Finding Her Seat

Ocala, Fl, January 2022

My niece Delaney Rose’s first horse was not a wooden one, nor one made of yarn and broomstick—and it wasn’t one; it was a barnful. She was literally raised in a barn. Her mom, a horsewoman, rider, trainer, teacher to aspiring equestrians, took Del to the barn with her before the child could walk.

The first time I visited the barn during one of my Oregon summer trips, Delaney was maybe four, a tousled towhead toddling unconcerned among majestic beasts weighing 1,000 pounds, more or less, but she was little. She thought nothing of it, plopped in the dust and hummed unconcerned as the hubbub of barn life surged around her. When her mom swung her up onto the back of a roan, Delly beamed. These guys were her playmates!

Fast forward 19 years to an August afternoon in the summer of 2018: I had not seen Delaney ride until her quest for ranking brought her to an accredited event at a farm near enough for us to attend. Many such events demanded extensive travel, but we were lucky, as was she. This one was only an hour away from us, double that and then some for her. Neither she nor her family are wealthy, so these competitions are working ones for her. And they are WORK.

Delaney “gets” to ride the horses she takes care of and trains with for their wealthy owners. She manages the packing up, the driving, the equipment, the animals. She navigates the horse world judiciously, knowing that her love of riding and the ability to do so at this level requires a commitment as well as finesse. Horse owners can be temperamental, but Delaney has always been driven to ride, and the jockeying is worth it!

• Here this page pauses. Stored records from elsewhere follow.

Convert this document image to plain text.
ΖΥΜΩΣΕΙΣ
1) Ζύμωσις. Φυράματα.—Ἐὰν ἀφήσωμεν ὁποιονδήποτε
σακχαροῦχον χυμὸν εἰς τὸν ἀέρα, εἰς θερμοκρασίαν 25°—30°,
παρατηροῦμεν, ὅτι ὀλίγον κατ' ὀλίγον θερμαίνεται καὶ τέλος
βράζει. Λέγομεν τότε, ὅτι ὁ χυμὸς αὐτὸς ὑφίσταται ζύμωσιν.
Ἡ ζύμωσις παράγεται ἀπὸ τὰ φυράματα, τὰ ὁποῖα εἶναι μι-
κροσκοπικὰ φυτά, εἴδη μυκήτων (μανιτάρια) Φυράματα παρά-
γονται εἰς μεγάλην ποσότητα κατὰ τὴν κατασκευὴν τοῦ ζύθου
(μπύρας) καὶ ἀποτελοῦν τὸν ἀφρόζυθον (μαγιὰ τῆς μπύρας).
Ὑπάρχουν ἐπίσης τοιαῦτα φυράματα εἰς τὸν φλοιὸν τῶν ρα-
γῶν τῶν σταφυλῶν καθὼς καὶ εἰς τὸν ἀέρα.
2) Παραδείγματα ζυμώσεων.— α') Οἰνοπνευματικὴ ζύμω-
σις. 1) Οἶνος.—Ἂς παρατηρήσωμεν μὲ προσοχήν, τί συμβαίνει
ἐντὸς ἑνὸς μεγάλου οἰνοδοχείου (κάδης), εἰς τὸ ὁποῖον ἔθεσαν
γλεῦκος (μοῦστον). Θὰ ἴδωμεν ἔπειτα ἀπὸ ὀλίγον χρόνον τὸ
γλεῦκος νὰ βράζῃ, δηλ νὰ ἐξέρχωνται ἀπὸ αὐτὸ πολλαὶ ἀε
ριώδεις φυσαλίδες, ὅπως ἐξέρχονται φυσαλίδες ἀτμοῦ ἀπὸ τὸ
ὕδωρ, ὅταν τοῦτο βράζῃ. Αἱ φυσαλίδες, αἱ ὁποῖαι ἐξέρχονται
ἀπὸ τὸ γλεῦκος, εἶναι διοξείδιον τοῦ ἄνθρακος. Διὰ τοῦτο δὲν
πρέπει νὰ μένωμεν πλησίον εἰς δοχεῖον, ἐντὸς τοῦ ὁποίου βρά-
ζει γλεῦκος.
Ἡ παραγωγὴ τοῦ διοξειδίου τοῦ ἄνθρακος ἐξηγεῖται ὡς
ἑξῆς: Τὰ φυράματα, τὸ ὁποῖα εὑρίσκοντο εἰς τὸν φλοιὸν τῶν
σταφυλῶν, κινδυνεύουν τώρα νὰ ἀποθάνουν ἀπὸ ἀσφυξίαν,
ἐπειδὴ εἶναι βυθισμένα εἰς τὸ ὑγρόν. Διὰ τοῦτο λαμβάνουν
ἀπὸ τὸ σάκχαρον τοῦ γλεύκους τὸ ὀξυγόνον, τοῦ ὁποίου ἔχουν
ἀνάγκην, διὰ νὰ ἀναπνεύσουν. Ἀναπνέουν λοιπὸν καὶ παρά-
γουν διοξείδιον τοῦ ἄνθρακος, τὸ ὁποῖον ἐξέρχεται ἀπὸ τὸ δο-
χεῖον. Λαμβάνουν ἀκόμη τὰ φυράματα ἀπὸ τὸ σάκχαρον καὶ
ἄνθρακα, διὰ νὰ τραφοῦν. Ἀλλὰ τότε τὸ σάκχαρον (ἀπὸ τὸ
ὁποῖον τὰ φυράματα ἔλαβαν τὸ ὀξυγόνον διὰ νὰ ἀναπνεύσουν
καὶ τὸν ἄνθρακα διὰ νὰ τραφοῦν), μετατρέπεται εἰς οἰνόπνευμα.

After her remarkable showing in the steeplechase, “a distance horse race in which competitors are required to jump diverse fence and ditch obstacles,”we meet Delaney at one of the barns in a row of similar structures. She is with her mount (not hers) now shed of saddle and tack, and she smiles wide, his velvet muzzled head at her shoulder. As we talk, he nudges her playfully and she chuckles. “He’s so much like a dog, isn’t he?” turning to stroke him. “And jealous, just like one, too.” Love language.

It’s love you see, too, in the photo above; Delaney has found her dream job, despite her parents’ gently grounding her, making sure she understood her slim chance at finding her seat at the table with the upper-tier equestrian community. But she has—luck, talent, and hard work have landed her here. She is, as her dad, my doting brother, describes, “Riding the best of big-ass horses over mind-blowing obstacles,” pride oozing from every pore.

Not that many of us realize our dream; Delaney has.

7 thoughts on “Finding Her Seat”

  1. What an incredible life experience growing up with horses . . . Delaney learned so much from the experience and is a success. Kudos to her.

    1. Can you tell me where to find your blog? I found posts from 2021, and while I’d gladly read them, I know you’re doing this year’s challenge. Thanks so much for reading!

  2. Oh wow, that is amazing, she was definitely born and raised to do this, how exciting that you could get to see her do what she does so well! Horses are absolutely my favourite animal, so I feel quite envious!

    1. I felt exactly as you say, “excit[ed]… to see her do what she does so well.” It is the best thing ever to witness others’ joy. Thanks for reading.